Herbert Edson Bridges Jr. was born on July 8, 1917, in Lawrence Township, just west of Harvard, Illinois, to Herbert Bridges Sr. and his wife Winifred. He had one sister, Janice. On December 5, 1941, two days before the Japanese attack on Pearl Harbor Herb enlisted at age twenty-four. He began his service at Camp Grant in Rockford, Illinois, and went on to train at schools across the country, qualifying as a turret gunner on the B-29 Superfortress. He was eventually assigned to the 25th Bombardment Squadron, 40th Bombardment Group (Very Heavy), and flew aboard a B-29 nicknamed the Calamity Jane.
According to intelligence reconstructed after the mission, the Calamity Jane was on a bombing run over Singapore when she was struck by anti-aircraft fire. Damaged but still airborne, she turned toward the position of a nearby U.S. submarine, the USS Swordfish, in hopes that her crew might be rescued. A radio message was transmitted to the Swordfish but was garbled in transmission, and by the time the coordinates were recalculated, a different course of action had already been decided upon. The plane was lost at sea, with no other aircraft remaining alongside her. An unconfirmed report suggested that five survivors had parachuted near a crash site in Endow, north of Singapore, and rumors circulated that the aircraft had been used for Japanese propaganda. Neither account could be verified, and no evidence that any crew member survived was ever found. On February 1, 1946, one year after the mission date under Section 5 of the Missing Persons Act of 1942, all crew members of Calamity Jane #42-24589 were officially declared presumed dead.

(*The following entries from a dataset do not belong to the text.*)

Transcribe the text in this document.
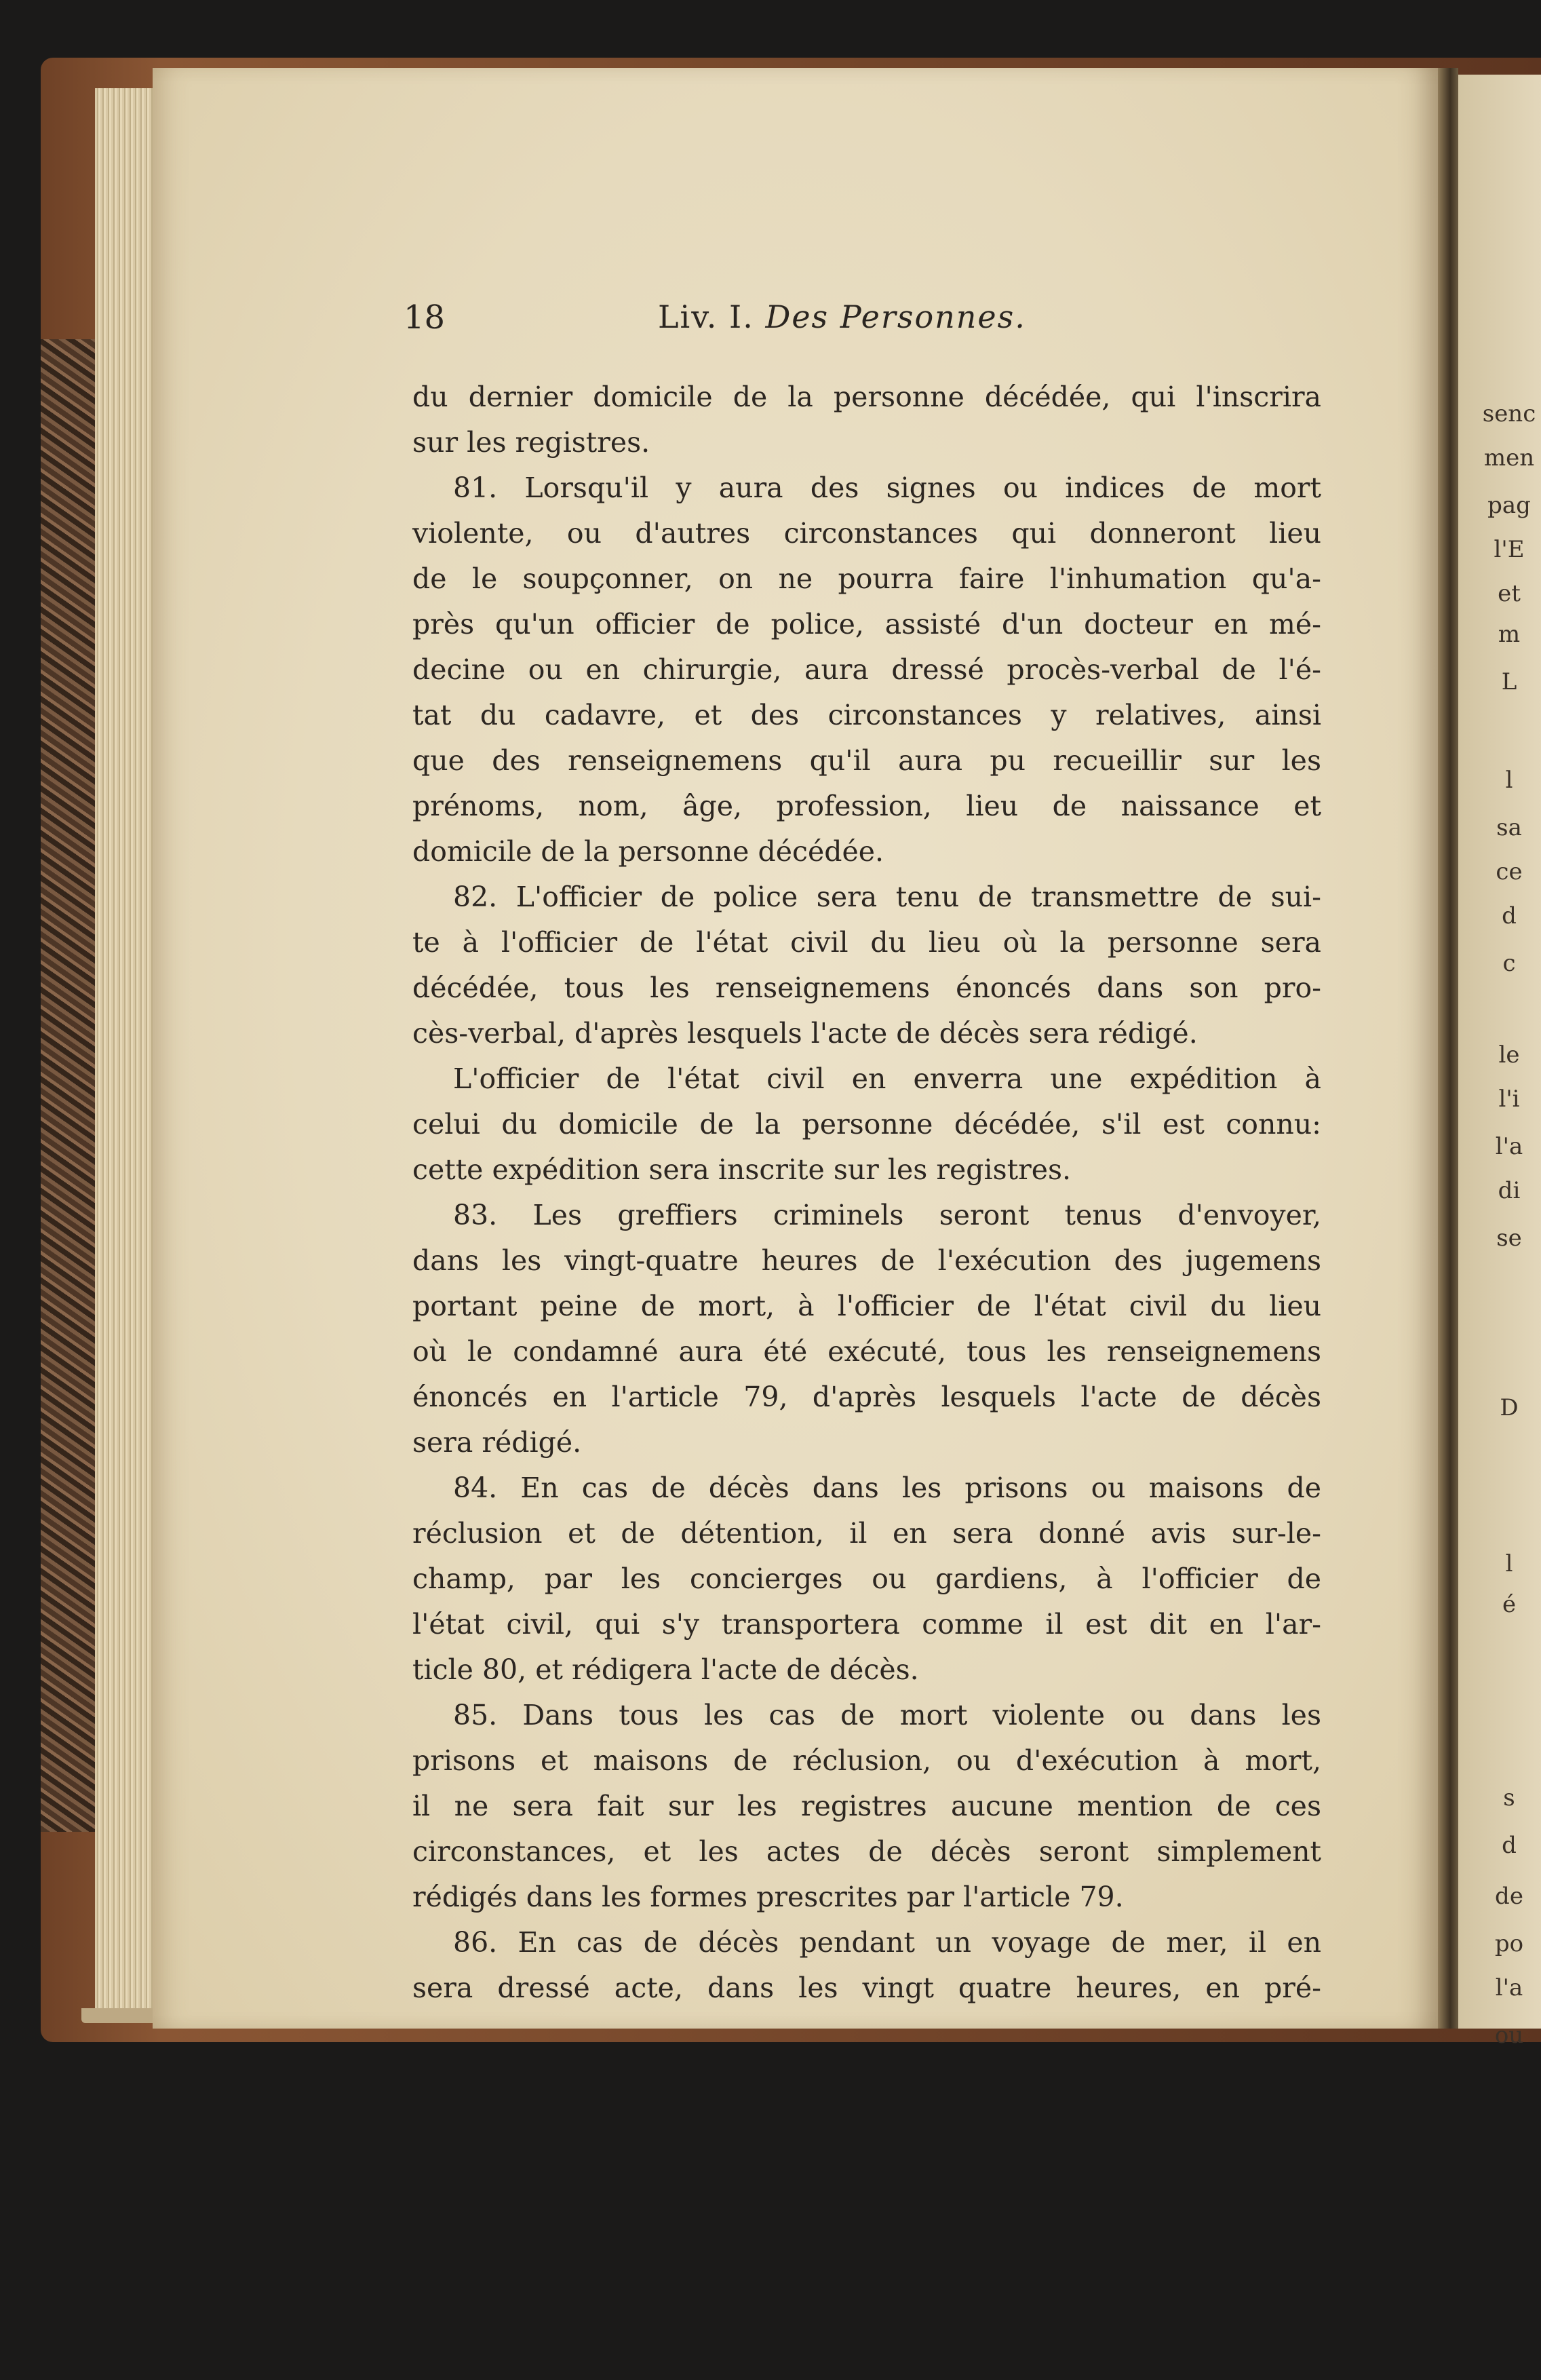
senc
men
pag
l'E
et
m
L
l
sa
ce
d
c
le
l'i
l'a
di
se
D
l
é
s
d
de
po
l'a
ou
18	Liv. I. Des Personnes.
du dernier domicile de la personne décédée, qui l'inscrira
sur les registres.
81. Lorsqu'il y aura des signes ou indices de mort
violente, ou d'autres circonstances qui donneront lieu
de le soupçonner, on ne pourra faire l'inhumation qu'a-
près qu'un officier de police, assisté d'un docteur en mé-
decine ou en chirurgie, aura dressé procès-verbal de l'é-
tat du cadavre, et des circonstances y relatives, ainsi
que des renseignemens qu'il aura pu recueillir sur les
prénoms, nom, âge, profession, lieu de naissance et
domicile de la personne décédée.
82. L'officier de police sera tenu de transmettre de sui-
te à l'officier de l'état civil du lieu où la personne sera
décédée, tous les renseignemens énoncés dans son pro-
cès-verbal, d'après lesquels l'acte de décès sera rédigé.
L'officier de l'état civil en enverra une expédition à
celui du domicile de la personne décédée, s'il est connu:
cette expédition sera inscrite sur les registres.
83. Les greffiers criminels seront tenus d'envoyer,
dans les vingt-quatre heures de l'exécution des jugemens
portant peine de mort, à l'officier de l'état civil du lieu
où le condamné aura été exécuté, tous les renseignemens
énoncés en l'article 79, d'après lesquels l'acte de décès
sera rédigé.
84. En cas de décès dans les prisons ou maisons de
réclusion et de détention, il en sera donné avis sur-le-
champ, par les concierges ou gardiens, à l'officier de
l'état civil, qui s'y transportera comme il est dit en l'ar-
ticle 80, et rédigera l'acte de décès.
85. Dans tous les cas de mort violente ou dans les
prisons et maisons de réclusion, ou d'exécution à mort,
il ne sera fait sur les registres aucune mention de ces
circonstances, et les actes de décès seront simplement
rédigés dans les formes prescrites par l'article 79.
86. En cas de décès pendant un voyage de mer, il en
sera dressé acte, dans les vingt quatre heures, en pré-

Staff Sergeant Herbert Edson Bridges of Harvard, Illinois is memorialized at the Tablets of the Missing at Manila American Cemetery in Taguig City, Philippines. A memorial marker also stands in his honor at Bigfoot Prairie Cemetery, just north of Harvard. He was posthumously awarded the Distinguished Flying Cross with Oak Leaf Cluster, the Air Medal, the American Defense Service Medal, the Good Conduct Medal, the Purple Heart, and the Air Gunner Badge.